SSH/Telnet logs collected by Cowrie can be found here: /srv/cowrie/var/log/cowrie. There are normal text logs and json logs, both of which have already gathered a ton of info for me. Again though, I’ll save a deeper analysis of that data for a separate blog post!

That’s It!

Thanks for reading if you managed to get this far! I’m really excited to do more with this project and I’d really appreciate hearing feedback! Feel free to connect with me on LinkedIn or send me an Email!

Not This Time!

No fun article this time, I wrote up a lot for the Technical section and don’t have time to write up something fun unfortunately.

What is a Honeypot?

Gaining intelligence on potential bad guys and their actions is a really important thing when it comes to Cybersecurity. This is referred to by a few different terms such as Threat Intelligence and Threat Hunting. But how do you gather intelligence on new threats?

One way of doing this is to use a Honeypot, a host that’s meant to look inviting to attackers that sits exposed on the Internet. It’s like a house with all it’s doors and windows open inviting burglars in, only the house is a manufactured set with cameras all around it. If there is a lock, thieves will find the lock is weirdly easy to pick, thieves would find expensive jewelry sitting out undefended in the open.

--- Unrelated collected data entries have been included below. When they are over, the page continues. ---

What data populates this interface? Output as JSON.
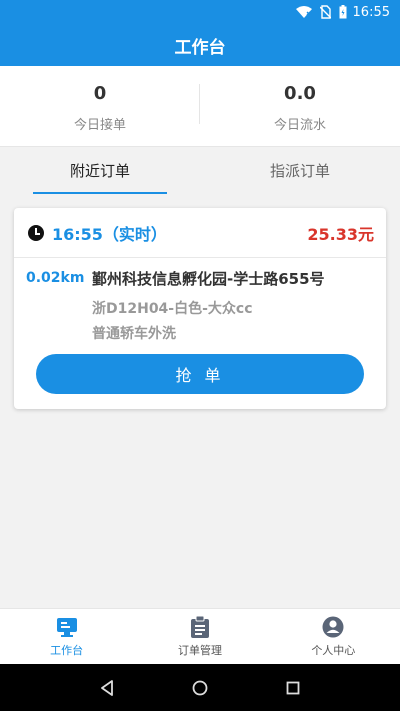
{
  "status_bar": {
    "time": "16:55",
    "icons": [
      "wifi-icon",
      "no-sim-icon",
      "battery-icon"
    ]
  },
  "header": {
    "title": "工作台"
  },
  "stats": [
    {
      "value": "0",
      "label": "今日接单"
    },
    {
      "value": "0.0",
      "label": "今日流水"
    }
  ],
  "tabs": [
    {
      "label": "附近订单",
      "active": true
    },
    {
      "label": "指派订单",
      "active": false
    }
  ],
  "order": {
    "time": "16:55（实时）",
    "price": "25.33元",
    "distance": "0.02km",
    "address": "鄞州科技信息孵化园-学士路655号",
    "vehicle": "浙D12H04-白色-大众cc",
    "service": "普通轿车外洗",
    "grab_label": "抢 单"
  },
  "bottom_nav": [
    {
      "label": "工作台",
      "icon": "monitor-icon",
      "active": true
    },
    {
      "label": "订单管理",
      "icon": "clipboard-icon",
      "active": false
    },
    {
      "label": "个人中心",
      "icon": "user-icon",
      "active": false
    }
  ],
  "colors": {
    "primary": "#1a8fe3",
    "price": "#d9352b"
  }
}
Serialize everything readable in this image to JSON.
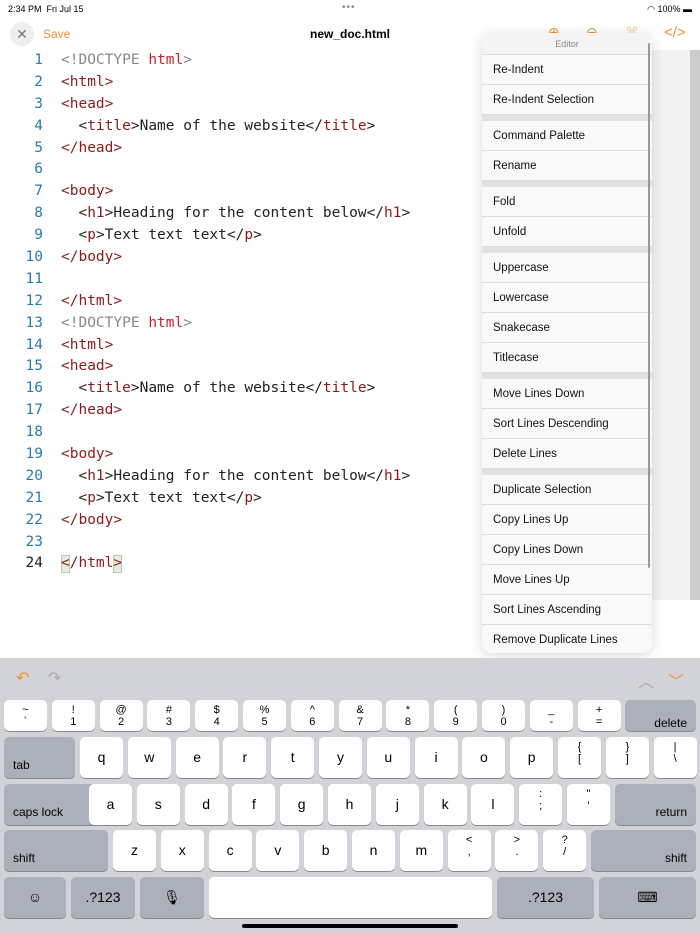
{
  "status": {
    "time": "2:34 PM",
    "date": "Fri Jul 15",
    "battery": "100%"
  },
  "toolbar": {
    "save": "Save",
    "title": "new_doc.html",
    "code_icon": "</>"
  },
  "code": [
    "<!DOCTYPE html>",
    "<html>",
    "<head>",
    "  <title>Name of the website</title>",
    "</head>",
    "",
    "<body>",
    "  <h1>Heading for the content below</h1>",
    "  <p>Text text text</p>",
    "</body>",
    "",
    "</html>",
    "<!DOCTYPE html>",
    "<html>",
    "<head>",
    "  <title>Name of the website</title>",
    "</head>",
    "",
    "<body>",
    "  <h1>Heading for the content below</h1>",
    "  <p>Text text text</p>",
    "</body>",
    "",
    "</html>"
  ],
  "menu": {
    "header": "Editor",
    "groups": [
      [
        "Re-Indent",
        "Re-Indent Selection"
      ],
      [
        "Command Palette",
        "Rename"
      ],
      [
        "Fold",
        "Unfold"
      ],
      [
        "Uppercase",
        "Lowercase",
        "Snakecase",
        "Titlecase"
      ],
      [
        "Move Lines Down",
        "Sort Lines Descending",
        "Delete Lines"
      ],
      [
        "Duplicate Selection",
        "Copy Lines Up",
        "Copy Lines Down",
        "Move Lines Up",
        "Sort Lines Ascending",
        "Remove Duplicate Lines"
      ]
    ]
  },
  "keyboard": {
    "row1": [
      [
        "~",
        "`"
      ],
      [
        "!",
        "1"
      ],
      [
        "@",
        "2"
      ],
      [
        "#",
        "3"
      ],
      [
        "$",
        "4"
      ],
      [
        "%",
        "5"
      ],
      [
        "^",
        "6"
      ],
      [
        "&",
        "7"
      ],
      [
        "*",
        "8"
      ],
      [
        "(",
        "9"
      ],
      [
        ")",
        "0"
      ],
      [
        "_",
        "-"
      ],
      [
        "+",
        "="
      ]
    ],
    "delete": "delete",
    "tab": "tab",
    "row2": [
      "q",
      "w",
      "e",
      "r",
      "t",
      "y",
      "u",
      "i",
      "o",
      "p",
      [
        "{",
        "["
      ],
      [
        "}",
        "]"
      ],
      [
        "|",
        "\\"
      ]
    ],
    "caps": "caps lock",
    "return": "return",
    "row3": [
      "a",
      "s",
      "d",
      "f",
      "g",
      "h",
      "j",
      "k",
      "l",
      [
        ":",
        ";"
      ],
      [
        "\"",
        "'"
      ]
    ],
    "shift": "shift",
    "row4": [
      "z",
      "x",
      "c",
      "v",
      "b",
      "n",
      "m",
      [
        "<",
        ","
      ],
      [
        ">",
        "."
      ],
      [
        "?",
        "/"
      ]
    ],
    "num": ".?123"
  },
  "colors": {
    "accent": "#f0932b"
  }
}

In the same way, honeypots are designed to let bad guys in. Once they get inside, every action they take is recorded for analysis later. In this way, the good guys are able to gather intelligence on up and coming attacks, to better prepare for the future.

What is a Raspberry Pi?

I chose to setup my Honeypot on a device called a Raspberry Pi (Pi from here on). Pis are tiny computers with everything you need on a single small board to run an operating system. At ~$35, you’d be hard pressed to find a better bang for your buck when it comes to small projects. You can check out the Hardware section in the Technical article to see my buying guide, if your interested there are hundreds of guides that go over some really cool projects you can do with them.

What’s the point of your Honeypot?

Well I don’t expect to catch any bad guys, this Honeypot is fairly simple and will only entice some of the automated bots that prowl the Internet. It was, however, some really great experience! I’ll be writing posts in the future analyzing some of the attacks I’m seeing.

On top of that, all of the data I’m collecting is being sent over to a group called the Internet Storm Center, an offshoot of SANS that tasks itself with monitoring the Internet for new and concerning attacks.

One Honeypot isn’t going to provide much information, but thousands spread across the globe can give a really good picture of the overall state of the Internet! If a bunch of these devices in the US suddenly start seeing a new type of attack, it can be assumed that something new is going on and will warrant further investigation.